The last two weeks have been very busy. I collaborated with the design teachers at North Rowan High School and provided a three day training for 10 educators from three of the feeder schools in the North area. This training was the first of a kind for our community. Our objective were to prepare teachers that will be teaching design and Challenge Based Learning (CBL) for the upcoming year. This training was truly trailblazing for many reasons. We crafted the training that we felt neophyte design teachers would need. We also wanted the training to be active and for participants to be truly engaged in the process. We provided a balance of having teachers participate as a student as well as providing teaching tips. Many of the teachers that we trained readily shared how effective that they found the training.
As design teachers, we must model what we teach. We met in May to begin to outline the training with identified learning goals and outcomes. But we also wanted an extraordinary learning experience that would ensure that our attendees dreamed big and boldly. We incorporated two off-campus learning expeditions (field trips). In the first expedition, participants were ushered into an activity bus and taken to a local shopping center after completing a design process where participants partnered up and progress through the Design Thinking process. They were charged with creating a gift based on determining the needs of their partner, an activity provided by d.design school from Stanford. After participants had ideated and received feedback from their partners, they choose a prototype to create. We then quickly ushered the participants to the local shopping center with $5 to purchase materials for their prototypes. Participants had the opportunity to purchase any items within their budget to create their prototypes. They had to obtain items that could be assembled together to create the prototype. They could not give their partner a pre-made item; instead, they had to assemble the prototype using multiple items. Our second trip involved visiting our local homeless shelter where we learned about the services provided both to homeless individuals and those with financial needs. We also managed to work in a presentation about the energy efficiencies of the buildings Participants were totally blown away with what they experienced. They also had lunch at the shelter where they interacted with many of the guests that the shelter serves. Participants were encouraged to spend some time getting to know some of the guests and their stories, another connection to the empathy piece of design.

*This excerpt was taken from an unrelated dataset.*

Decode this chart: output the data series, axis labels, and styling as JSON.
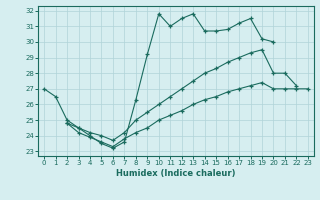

Many participants found the process of creating a gift for their partner to be challenging as it required them to create something new that met the needs of their partners. And this is the point of design. As we progressed through the training, we reminded teachers of the importance of helping students to focus the needs of others instead of their individual needs. I asked several groups what each person thought about what their partner made for them and if it met their needs. I also asked each person if they would buy the product that was created and how much they would pay for it. It was amazing to see the variety of responses. Some individuals really felt like their partner "zeroed in" on their needs and created something that would personally benefit them. Other individuals felt differently and would have liked to see have seen their partner focus more extensively on their needs. This is an important element of design. The designer must suspend much of their self (and possibly ego) to create something that focuses on the end user. This is what I love most about teaching design. It helps others step outside of themselves and connect to another person or larger world in a way that makes a difference. I reminded participants that much of the work that they will be doing will overlap with the work that an anthropologist does when they employ ethnography to understand a new group or culture.
Perhaps a much larger important point of design focuses on helping the designer to expand their ability to empathize with others. I think many of us would agree on the importance of this in today's world. As a former science teacher, I understand the importance of making sure that we have scientific literate citizens and teaching our content. However, I would argue that even more important than that is creating citizens who understand others and solve problems that change the quality of life for others. And this is precisely what we do in design. It is my hope that after this training, the teachers will be better able to support their students as they learn to design for others and make a difference in the lives of others.
The ideas shared here are my own and do not necessarily represent my employers, associations, or organizations. These thoughts are entirely my own.